Galaxy A16 5G mengadopsi bahasa desain saudara tuanya, Galaxy A35 dan A55. Ketebalan hanya 7,9mm membuat genggaman terasa ergonomis. Samsung sengaja mempertahankan material polikarbonat untuk menekan harga, tapi finishing-nya dibuat mendekati kesan kaca.
Layar Super AMOLED 6,7 inci dengan resolusi Full HD+ dan refresh rate 90Hz jadi andalan. Panel ini menyajikan warna kontras dan hitam pekat khas AMOLED. Scrolling media sosial atau animasi game kasual terasa lebih mulus dibanding layar 60Hz standar di kelas harga sama.
Samsung membenamkan baterai 5.000 mAh yang diklaim mampu memutar video nonstop selama 18 jam. Navigasi internet bisa tembus 16 jam, dan pemutaran musik hampir 79 jam. Kapasitas ini cukup untuk pemakaian sehari penuh pengguna kelas menengah.
Sayangnya, pengisian daya masih 25W Super Fast Charging. Teknologi ini tergolong lambat jika dibandingkan kompetitor China yang sudah 67W atau 120W di harga serupa. Samsung memprioritaskan stabilitas suhu baterai demi memperpanjang usia sel dalam jangka panjang.
Konfigurasi tiga kamera belakang terdiri dari lensa utama 50MP, ultrawide 5MP, dan makro 2MP. Lensa utama menghasilkan foto detail di kondisi cahaya cukup. Lensa ultrawide berguna untuk foto pemandangan atau grup.
Lensa makro 2MP justru jadi titik lemah. Resolusinya rendah dan hasil foto cenderung buram jika jarak tidak pas. Kamera selfie 13MP menghasilkan warna kulit natural untuk kebutuhan media sosial.
Poin paling revolusioner dari Galaxy A16 5G adalah janji pembaruan enam generasi Android dan enam tahun patch keamanan. Ponsel yang hadir dengan Android 14 ini akan terus mendapat dukungan hingga Android 20 — setara tahun 2030.

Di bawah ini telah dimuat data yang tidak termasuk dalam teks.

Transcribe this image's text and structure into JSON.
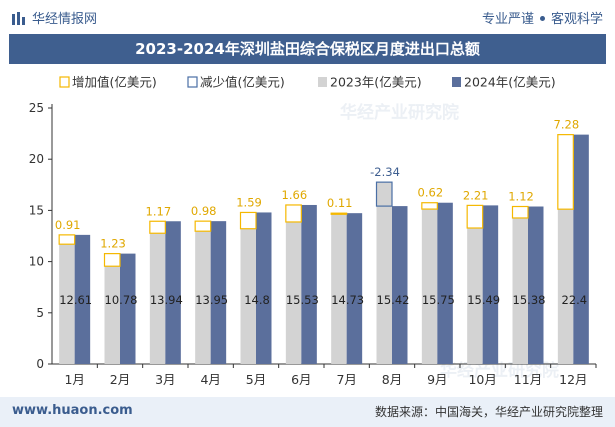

“Ini standar baru yang melampaui beberapa perangkat flagship merek lain,” tulis Samsung dalam rilis resminya. Nilai investasi ponsel ini jadi lebih terjaga, terutama bagi pengguna yang tidak ganti ponsel setiap dua tahun.
Samsung membekali A16 5G dengan sertifikasi IP54. Artinya, ponsel tahan debu dan percikan air dari segala arah. Fitur ini jarang ditemukan di harga Rp 3 jutaan, memberi rasa aman saat hujan gerimis atau debu di jalanan Jakarta.
Namun, pengguna tidak boleh menganggap ponsel ini tahan air. IP54 tidak dirancang untuk direndam atau terkena cipratan deras. Ini sekadar perlindungan dasar, bukan fitur untuk fotografi bawah air.
Galaxy A16 5G menawarkan paket lengkap untuk pengguna yang mengutamakan durabilitas software dan kualitas layar. Kekurangan pada kecepatan charging dan lensa makro mungkin bisa dimaafkan jika jaminan update enam tahun jadi prioritas utama. Di tengah persaingan sengit ponsel China, Samsung memilih bermain aman dengan strategi jangka panjang — bukan sekadar mengejar spesifikasi mentah.